Tuesday, March 18, 2014

How to Protect Beach Cruiser Bicycles From Salt Water Damage

Spending time down in the Carolinas on vacation, I have seen a lot of bicycles suffer tremendous wear and tear due to sand, salt, water, and other elements. The salt air alone can quickly degrade a bicycle to an unusable state if not properly cared for. Most bicycles no matter how much TLC you offer them will eventually show some rust. Given the humidity and the salt air conditions, surface rust can appear in as little as a few weeks after bringing a new bike to the coast.  Rust on the surface will eventually slow down and serve more as an appearance nuisance than hinder your ability to ride the bike. If one is really afraid of getting rust on the bike, then consider rust proofing the bike starting with the inside tubing of the frame. That process involves taking the bike apart. That also is a prime reason why people on the coast ride beach cruisers obtained for a few hundred bucks knowing they will have a shorter life span. Those that have bikes on the coast can follow some of these easy tips to keep the bike in decent shape.

1.       Storage - Even if you don’t ride the beach cruiser on the sand or in the sea, there is a tremendous amount of humidity that can wreak havoc on the bike. Store the bike in a garage when not in use.  Keeping that bike out on the porch all season will expose it to salt spray in the air created by the nearby surf.

2.       Rinsing & Drying - Rinse salt and sand off bike with fresh water hose after going for a seaside ride. The worst thing you can do is leave the salt or sand on the bike for long periods of time which can wear away at the bike. Dry the bike off with towel or compressed air after rinsing.

3.       Tires  - Keep tires properly inflated.
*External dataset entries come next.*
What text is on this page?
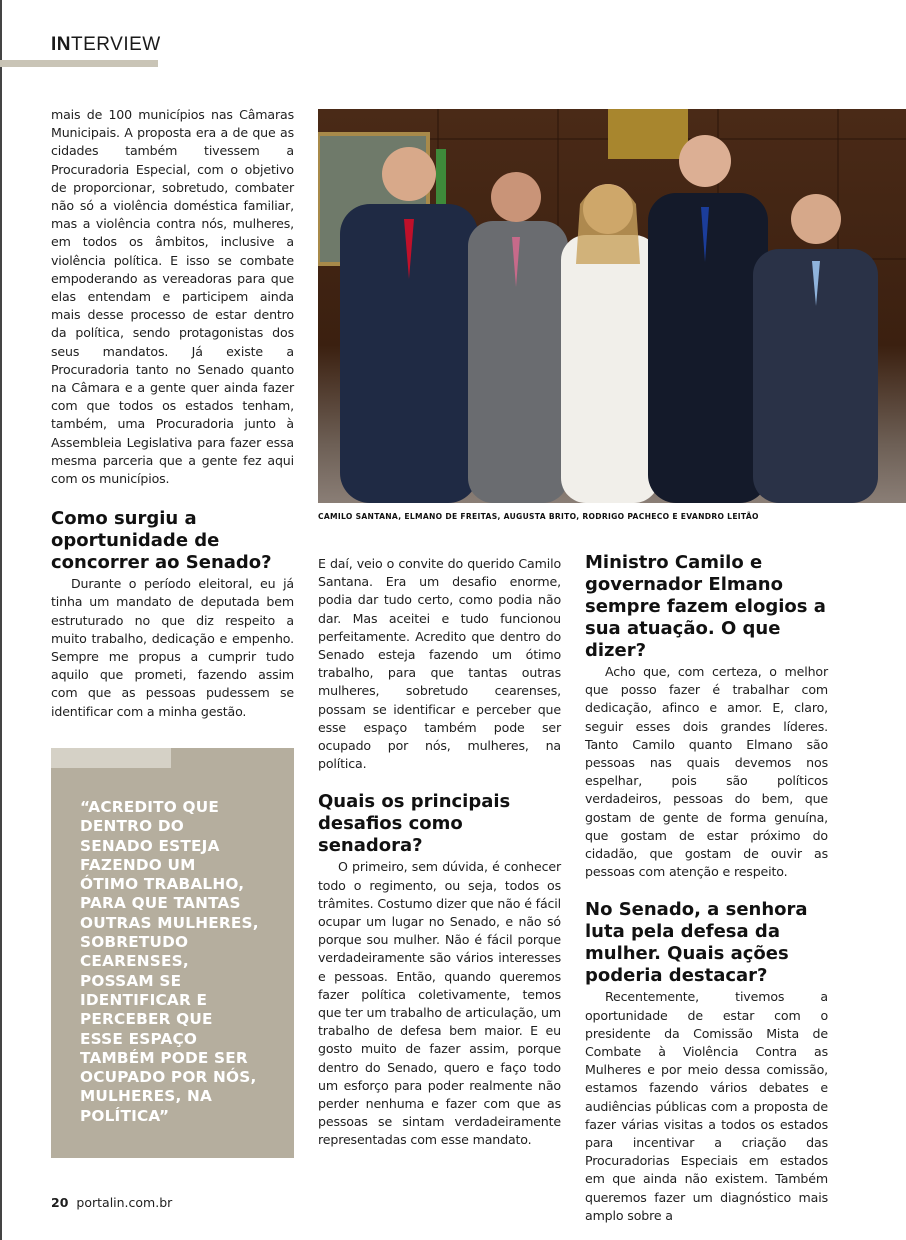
INTERVIEW

mais de 100 municípios nas Câmaras Municipais. A proposta era a de que as cidades também tivessem a Procuradoria Especial, com o objetivo de proporcionar, sobretudo, combater não só a violência doméstica familiar, mas a violência contra nós, mulheres, em todos os âmbitos, inclusive a violência política. E isso se combate empoderando as vereadoras para que elas entendam e participem ainda mais desse processo de estar dentro da política, sendo protagonistas dos seus mandatos. Já existe a Procuradoria tanto no Senado quanto na Câmara e a gente quer ainda fazer com que todos os estados tenham, também, uma Procuradoria junto à Assembleia Legislativa para fazer essa mesma parceria que a gente fez aqui com os municípios.

Como surgiu a oportunidade de concorrer ao Senado?

Durante o período eleitoral, eu já tinha um mandato de deputada bem estruturado no que diz respeito a muito trabalho, dedicação e empenho. Sempre me propus a cumprir tudo aquilo que prometi, fazendo assim com que as pessoas pudessem se identificar com a minha gestão.

CAMILO SANTANA, ELMANO DE FREITAS, AUGUSTA BRITO, RODRIGO PACHECO E EVANDRO LEITÃO
“ACREDITO QUE
DENTRO DO
SENADO ESTEJA
FAZENDO UM
ÓTIMO TRABALHO,
PARA QUE TANTAS
OUTRAS MULHERES,
SOBRETUDO
CEARENSES,
POSSAM SE
IDENTIFICAR E
PERCEBER QUE
ESSE ESPAÇO
TAMBÉM PODE SER
OCUPADO POR NÓS,
MULHERES, NA
POLÍTICA”

E daí, veio o convite do querido Camilo Santana. Era um desafio enorme, podia dar tudo certo, como podia não dar. Mas aceitei e tudo funcionou perfeitamente. Acredito que dentro do Senado esteja fazendo um ótimo trabalho, para que tantas outras mulheres, sobretudo cearenses, possam se identificar e perceber que esse espaço também pode ser ocupado por nós, mulheres, na política.

Quais os principais desafios como senadora?

O primeiro, sem dúvida, é conhecer todo o regimento, ou seja, todos os trâmites. Costumo dizer que não é fácil ocupar um lugar no Senado, e não só porque sou mulher. Não é fácil porque verdadeiramente são vários interesses e pessoas. Então, quando queremos fazer política coletivamente, temos que ter um trabalho de articulação, um trabalho de defesa bem maior. E eu gosto muito de fazer assim, porque dentro do Senado, quero e faço todo um esforço para poder realmente não perder nenhuma e fazer com que as pessoas se sintam verdadeiramente representadas com esse mandato.

Ministro Camilo e governador Elmano sempre fazem elogios a sua atuação. O que dizer?

Acho que, com certeza, o melhor que posso fazer é trabalhar com dedicação, afinco e amor. E, claro, seguir esses dois grandes líderes. Tanto Camilo quanto Elmano são pessoas nas quais devemos nos espelhar, pois são políticos verdadeiros, pessoas do bem, que gostam de gente de forma genuína, que gostam de estar próximo do cidadão, que gostam de ouvir as pessoas com atenção e respeito.

No Senado, a senhora luta pela defesa da mulher. Quais ações poderia destacar?

Recentemente, tivemos a oportunidade de estar com o presidente da Comissão Mista de Combate à Violência Contra as Mulheres e por meio dessa comissão, estamos fazendo vários debates e audiências públicas com a proposta de fazer várias visitas a todos os estados para incentivar a criação das Procuradorias Especiais em estados em que ainda não existem. Também queremos fazer um diagnóstico mais amplo sobre a

20 portalin.com.br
Bike tires underinflated can cause damage to rims if the bike manages to hit a deep hole or crack. Pedaling is also much less of a chore when tires are properly inflated.

4.       Chain - After finishing a beach or trail ride, remove any grit or debris attached to chain and relubricate if necessary. Bike chains are usually the first integral bike part to be destroyed by salt. Plan on going through a few chains if you are planning on having the bike for a long time.